In Part II, online search algorithms are covered and a new chapter on constraint satisfaction has been added. The latter provides a natural connection to the material on logic.
In Part III, propositional logic, which was presented as a stepping-stone to first-order logic in the first edition, is now presented as a useful representation language in its own right, with fast inference algorithms and circuit-based agent designs. The chapters on first-order logic have been reorganized to present the material more clearly and we have added the Internet shopping domain as an example.
In Part IV, we include newer planning methods such as GRAPHPLAN and satisfiability-based planning, and we increase coverage of scheduling, conditional planning, hierarchical planning, and multiagent planning.
In Part V, we have augmented the material on Bayesian networks with new algorithms, such as variable elimination and Markov Chain Monte Carlo, and we have created a new chapter on uncertain temporal reasoning, covering hidden Markov models, Kalman filters, and dynamic Bayesian networks. The coverage of Markov decision processes is deepened, and we add sections on game theory and mechanism design.
In Part VI, we tie together work in statistical, symbolic, and neural learning and add sections on boosting algorithms, the EM algorithm, instance-based learning, and kernel methods (support vector machines).
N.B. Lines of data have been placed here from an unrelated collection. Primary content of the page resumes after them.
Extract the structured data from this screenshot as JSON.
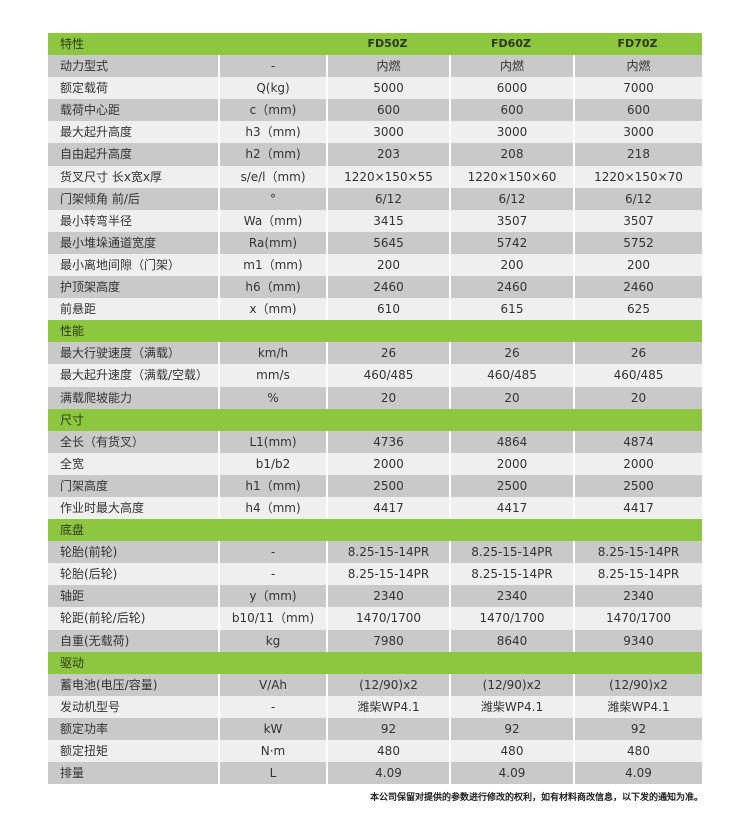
{
  "colors": {
    "header_green": "#8dc63f",
    "row_gray": "#c9c9c9",
    "row_light": "#efefef"
  },
  "header": {
    "label": "特性",
    "models": [
      "FD50Z",
      "FD60Z",
      "FD70Z"
    ]
  },
  "sections": [
    {
      "title": "",
      "rows": [
        [
          "动力型式",
          "-",
          "内燃",
          "内燃",
          "内燃"
        ],
        [
          "额定载荷",
          "Q(kg)",
          "5000",
          "6000",
          "7000"
        ],
        [
          "载荷中心距",
          "c（mm)",
          "600",
          "600",
          "600"
        ],
        [
          "最大起升高度",
          "h3（mm)",
          "3000",
          "3000",
          "3000"
        ],
        [
          "自由起升高度",
          "h2（mm)",
          "203",
          "208",
          "218"
        ],
        [
          "货叉尺寸 长x宽x厚",
          "s/e/l（mm)",
          "1220×150×55",
          "1220×150×60",
          "1220×150×70"
        ],
        [
          "门架倾角 前/后",
          "°",
          "6/12",
          "6/12",
          "6/12"
        ],
        [
          "最小转弯半径",
          "Wa（mm)",
          "3415",
          "3507",
          "3507"
        ],
        [
          "最小堆垛通道宽度",
          "Ra(mm)",
          "5645",
          "5742",
          "5752"
        ],
        [
          "最小离地间隙（门架）",
          "m1（mm)",
          "200",
          "200",
          "200"
        ],
        [
          "护顶架高度",
          "h6（mm)",
          "2460",
          "2460",
          "2460"
        ],
        [
          "前悬距",
          "x（mm)",
          "610",
          "615",
          "625"
        ]
      ]
    },
    {
      "title": "性能",
      "rows": [
        [
          "最大行驶速度（满载）",
          "km/h",
          "26",
          "26",
          "26"
        ],
        [
          "最大起升速度（满载/空载）",
          "mm/s",
          "460/485",
          "460/485",
          "460/485"
        ],
        [
          "满载爬坡能力",
          "%",
          "20",
          "20",
          "20"
        ]
      ]
    },
    {
      "title": "尺寸",
      "rows": [
        [
          "全长（有货叉）",
          "L1(mm)",
          "4736",
          "4864",
          "4874"
        ],
        [
          "全宽",
          "b1/b2",
          "2000",
          "2000",
          "2000"
        ],
        [
          "门架高度",
          "h1（mm)",
          "2500",
          "2500",
          "2500"
        ],
        [
          "作业时最大高度",
          "h4（mm)",
          "4417",
          "4417",
          "4417"
        ]
      ]
    },
    {
      "title": "底盘",
      "rows": [
        [
          "轮胎(前轮)",
          "-",
          "8.25-15-14PR",
          "8.25-15-14PR",
          "8.25-15-14PR"
        ],
        [
          "轮胎(后轮)",
          "-",
          "8.25-15-14PR",
          "8.25-15-14PR",
          "8.25-15-14PR"
        ],
        [
          "轴距",
          "y（mm)",
          "2340",
          "2340",
          "2340"
        ],
        [
          "轮距(前轮/后轮)",
          "b10/11（mm)",
          "1470/1700",
          "1470/1700",
          "1470/1700"
        ],
        [
          "自重(无载荷)",
          "kg",
          "7980",
          "8640",
          "9340"
        ]
      ]
    },
    {
      "title": "驱动",
      "rows": [
        [
          "蓄电池(电压/容量)",
          "V/Ah",
          "(12/90)x2",
          "(12/90)x2",
          "(12/90)x2"
        ],
        [
          "发动机型号",
          "-",
          "潍柴WP4.1",
          "潍柴WP4.1",
          "潍柴WP4.1"
        ],
        [
          "额定功率",
          "kW",
          "92",
          "92",
          "92"
        ],
        [
          "额定扭矩",
          "N·m",
          "480",
          "480",
          "480"
        ],
        [
          "排量",
          "L",
          "4.09",
          "4.09",
          "4.09"
        ]
      ]
    }
  ],
  "note": "本公司保留对提供的参数进行修改的权利，如有材料商改信息，以下发的通知为准。"
}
In Part VII, coverage of language processing adds sections on discourse processing and grammar induction, as well as a chapter on probabilistic language models, with applications to information retrieval and machine translation. The coverage of robotics stresses the integration of uncertain sensor data, and the chapter on vision has updated material on object recognition.
In Part VIII, we introduce a section on the ethical implications of AI.
Using this book
The book has 27 chapters, each requiring about a week's worth of lectures, so working through the whole book requires a two-semester sequence. Alternatively, a course can be tailored to suit the interests of the instructor and student. Through its broad coverage, the book can be used to support such courses, whether they are short, introductory undergraduate courses or specialized graduate courses on advanced topics. Sample syllabi from the more than 600 universities and colleges that have adopted the first edition are shown on the Web at aima.cs.berkeley.edu, along with suggestions to help you find a sequence appropriate to your needs.
The book includes 385 exercises. Exercises requiring significant programming are marked with a keyboard icon. These exercises can best be solved by taking advantage of the code repository at aima.cs.berkeley.edu. Some of them are large enough to be considered term projects. A number of exercises require some investigation of the literature; these are marked with a book icon.
Throughout the book, important points are marked with a pointing icon. We have included an extensive index of around 10,000 items to make it easy to find things in the book. Wherever a new term is first defined, it is also marked in the margin. Using the Web site
At the aima.cs.berkeley.edu Web site you will find:
implementations of the algorithms in the book in several programming languages,
a list of over 600 schools that have used the book, many with links to online course materials,
an annotated list of over 800 links to sites around the web with useful AI content,
a chapter by chapter list of supplementary material and links,
instructions on how to join a discussion group for the book,
instructions on how to contact the authors with questions or comments,
instructions on how to report errors in the book, in the likely event that some exist, and
copies of the figures in the book, along with slides and other material for instructors.